The project that this paper concerns was and continues to be a very large project. There are hundreds of organizations (federal government, state governments, local governments and commercial) that were required to use the IEPD to exchange information between the various organizations.
There are also hundreds, maybe thousands of consumers of the information. The actual consumers of the IEPD were unknown at the project level, except at a high level. We knew that the types of consumers would be:
-
Business Analysts
-
Programmers (JAVA, C++, possibly COBOL)
-
Technical Writers
-
Relational Database Developers/Administrators
-
Testers
-
XML Professionals (XQuery, XSLT, Transformations)
We were faced with the challenge of how to provide documentation that would convey information about 460+ elements in a meaningful way to prospective consumers. Even with a constraint schema, most of the elements were optional and used based on specific scenarios of the data.
NIEM Directory Structure
The structure of the schema is rigidly controlled by NIEM and the IEPD specification. Below is an example of an IEPD that was used to support this methodology.
NIEM Directory Structure
The IEPD in the above directory structure contains a total of 30 schemas.
NIEM Flexibility
NIEM by default has no constraints. What this means is that the structure is somewhat rigorous but all the elements, except the root element are optional. Most organizations cannot sustain a data model without constraints. NIEM has a concept of 'unconstrained' and 'constrained' data model. If an organization decides to constrain its data model it must maintain 2 copies of the schema (constrained and unconstrained) and provide both in the IEPD.
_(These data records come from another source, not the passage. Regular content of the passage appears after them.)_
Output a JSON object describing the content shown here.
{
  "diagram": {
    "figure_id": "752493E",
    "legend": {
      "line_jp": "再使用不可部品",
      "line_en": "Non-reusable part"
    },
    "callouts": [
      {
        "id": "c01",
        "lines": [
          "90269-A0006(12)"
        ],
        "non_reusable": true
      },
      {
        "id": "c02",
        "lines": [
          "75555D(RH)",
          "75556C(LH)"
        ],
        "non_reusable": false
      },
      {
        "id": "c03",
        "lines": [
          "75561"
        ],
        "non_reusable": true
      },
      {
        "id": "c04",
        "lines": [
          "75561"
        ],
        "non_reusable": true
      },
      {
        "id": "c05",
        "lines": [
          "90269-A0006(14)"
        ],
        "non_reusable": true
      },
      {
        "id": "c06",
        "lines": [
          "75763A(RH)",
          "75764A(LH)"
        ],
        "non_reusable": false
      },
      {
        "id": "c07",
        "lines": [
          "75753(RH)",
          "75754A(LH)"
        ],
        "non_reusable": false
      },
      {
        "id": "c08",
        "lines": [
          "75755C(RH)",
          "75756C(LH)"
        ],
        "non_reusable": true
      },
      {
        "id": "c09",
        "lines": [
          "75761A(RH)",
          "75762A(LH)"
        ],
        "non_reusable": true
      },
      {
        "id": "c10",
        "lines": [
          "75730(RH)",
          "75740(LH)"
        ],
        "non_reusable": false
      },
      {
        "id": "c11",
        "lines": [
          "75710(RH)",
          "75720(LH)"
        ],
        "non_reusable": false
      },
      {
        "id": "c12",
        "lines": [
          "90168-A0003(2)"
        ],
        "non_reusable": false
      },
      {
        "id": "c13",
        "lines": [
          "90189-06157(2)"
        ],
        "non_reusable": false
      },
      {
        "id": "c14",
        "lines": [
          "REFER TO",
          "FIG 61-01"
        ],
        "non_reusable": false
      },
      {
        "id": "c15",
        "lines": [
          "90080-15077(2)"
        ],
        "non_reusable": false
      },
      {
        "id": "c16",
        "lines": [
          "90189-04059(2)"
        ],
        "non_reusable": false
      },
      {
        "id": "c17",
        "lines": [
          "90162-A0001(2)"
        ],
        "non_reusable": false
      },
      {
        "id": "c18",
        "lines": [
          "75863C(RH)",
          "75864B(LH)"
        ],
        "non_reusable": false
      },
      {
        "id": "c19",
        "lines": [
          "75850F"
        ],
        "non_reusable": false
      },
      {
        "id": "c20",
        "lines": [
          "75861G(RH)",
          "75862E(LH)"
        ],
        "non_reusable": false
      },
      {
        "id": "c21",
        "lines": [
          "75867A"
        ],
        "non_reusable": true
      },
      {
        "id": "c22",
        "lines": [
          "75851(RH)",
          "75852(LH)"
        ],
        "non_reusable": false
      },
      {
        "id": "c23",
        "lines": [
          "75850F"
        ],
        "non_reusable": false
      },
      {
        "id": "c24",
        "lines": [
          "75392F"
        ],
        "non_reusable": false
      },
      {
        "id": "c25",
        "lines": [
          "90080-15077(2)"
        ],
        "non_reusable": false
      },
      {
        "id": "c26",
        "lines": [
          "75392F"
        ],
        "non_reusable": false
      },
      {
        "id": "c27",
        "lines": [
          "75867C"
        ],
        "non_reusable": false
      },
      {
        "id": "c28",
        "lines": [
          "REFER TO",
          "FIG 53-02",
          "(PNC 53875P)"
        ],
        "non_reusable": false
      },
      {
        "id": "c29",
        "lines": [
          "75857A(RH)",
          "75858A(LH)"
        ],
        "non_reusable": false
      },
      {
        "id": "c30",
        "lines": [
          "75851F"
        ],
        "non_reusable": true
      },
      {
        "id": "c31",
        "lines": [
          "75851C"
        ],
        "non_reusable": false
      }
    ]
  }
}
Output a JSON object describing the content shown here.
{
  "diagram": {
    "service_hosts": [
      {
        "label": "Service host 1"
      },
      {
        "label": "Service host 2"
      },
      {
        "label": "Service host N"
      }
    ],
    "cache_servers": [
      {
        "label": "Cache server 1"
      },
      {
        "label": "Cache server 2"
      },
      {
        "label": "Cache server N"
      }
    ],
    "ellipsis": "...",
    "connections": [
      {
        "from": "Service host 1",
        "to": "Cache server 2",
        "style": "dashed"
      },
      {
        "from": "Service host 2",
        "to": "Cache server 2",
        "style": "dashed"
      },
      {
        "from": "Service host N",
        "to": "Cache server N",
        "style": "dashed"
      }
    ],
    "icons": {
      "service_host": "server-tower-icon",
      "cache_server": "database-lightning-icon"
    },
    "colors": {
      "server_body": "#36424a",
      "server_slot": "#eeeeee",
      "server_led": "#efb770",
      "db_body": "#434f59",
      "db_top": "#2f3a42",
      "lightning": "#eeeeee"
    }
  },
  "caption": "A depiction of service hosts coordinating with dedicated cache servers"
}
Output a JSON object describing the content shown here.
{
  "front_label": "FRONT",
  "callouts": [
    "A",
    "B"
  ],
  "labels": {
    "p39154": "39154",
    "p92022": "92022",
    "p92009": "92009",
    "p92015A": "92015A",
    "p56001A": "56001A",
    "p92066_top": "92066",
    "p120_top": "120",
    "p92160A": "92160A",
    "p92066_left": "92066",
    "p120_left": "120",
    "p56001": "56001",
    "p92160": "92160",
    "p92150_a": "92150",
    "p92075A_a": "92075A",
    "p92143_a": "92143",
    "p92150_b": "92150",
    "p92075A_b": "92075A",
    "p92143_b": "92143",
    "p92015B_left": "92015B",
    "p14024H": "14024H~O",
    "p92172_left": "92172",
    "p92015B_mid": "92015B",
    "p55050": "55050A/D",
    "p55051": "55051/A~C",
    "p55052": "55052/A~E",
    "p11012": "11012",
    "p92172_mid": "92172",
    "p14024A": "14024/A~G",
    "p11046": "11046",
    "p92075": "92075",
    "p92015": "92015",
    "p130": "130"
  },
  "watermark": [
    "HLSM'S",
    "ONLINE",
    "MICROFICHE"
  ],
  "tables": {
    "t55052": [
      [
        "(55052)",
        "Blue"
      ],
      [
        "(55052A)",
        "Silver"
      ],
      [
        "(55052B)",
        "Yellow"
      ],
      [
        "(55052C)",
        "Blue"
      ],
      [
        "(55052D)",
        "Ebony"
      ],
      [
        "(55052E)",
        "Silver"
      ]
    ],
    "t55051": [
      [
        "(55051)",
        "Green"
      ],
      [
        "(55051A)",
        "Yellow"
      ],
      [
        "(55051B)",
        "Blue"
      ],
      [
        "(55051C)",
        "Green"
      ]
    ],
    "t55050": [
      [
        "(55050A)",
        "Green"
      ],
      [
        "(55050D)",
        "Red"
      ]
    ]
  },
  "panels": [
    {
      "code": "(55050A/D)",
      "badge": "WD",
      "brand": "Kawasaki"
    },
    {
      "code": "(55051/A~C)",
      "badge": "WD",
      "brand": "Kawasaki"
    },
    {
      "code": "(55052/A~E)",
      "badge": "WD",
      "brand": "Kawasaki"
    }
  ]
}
NIEM and Substitution Groups
NIEM uses substitution groups instead for choices in the schema. Substitution groups are choices. The element that is included in the root model is not valid in the XML instance but can be substituted by other elements. The use of substitution groups is useful but can be very confusing to both business analysts and programmers. Also, many web services software could not consume the schemas with included substitution groups. We were never able to determine the exact reason but my hypothesis is that many of the substitution groups are cyclical and the software cannot handle the recursion. Substitution groups and software consumption of schema's that contain substitution groups is possibly a subject for another paper and not part of this paper!
NIEM and Referencing
Although NIEM is an XML exchange model, in actuality you can envision it more as a relational database model. Instead of a true hierarchical model where relationships can be construed by ancestor or descendant components, NIEM uses XML ID/IDREF constructs to provide relationships between different components. For example, in the model we were working with there were several major structures that belonged to a person. In other models you might embed all the information related a person with the person information. In NIEM, these components are separate and the information is 'tied' together by using a reference element:
<md-ee:PrimaryTaxFiler> <md-core:TINIdentification> <nc:IdentificationID>326603914</nc:IdentificationID> </md-core:TINIdentification> <md-core:RoleOfPersonReference s:ref="Dad"/> </md-ee:PrimaryTaxFiler>
In the above example, this piece of information is referring back to the 'Dad' person. One of the sample XML documents that were provided as part of the documentation package for the IEPD had over 70 reference elements.
Namespaces
In the IEPD that was developed, there were a total of 15 namespaces. The more namespaces that you have, the more complicated the developing processes against the XML can be. Using 15 namespaces became challenging, not only for us but for developers with exchange partners. The 15 namespace prefixes that are used in the IEPD are: exch, ext, fips_6-4, i, i2, iso_3166, nc, niem-xsd, s, scr, usps, and 3 custom namespaces used by the project.
Nillable Elements
Nillable elements are elements that are allowed to be empty. This is true even when the element has required children elements. Nillable elements are slightly different than true empty elements. Elements can be defined as having no content, or empty. For example, HTML elements <br/> and <hr/> elements are empty because they are using to define either a line break or a horizontal rule. Content would be meaningless for these elements. Whereas, nillable elements are designed to have content but the schema says they can be empty.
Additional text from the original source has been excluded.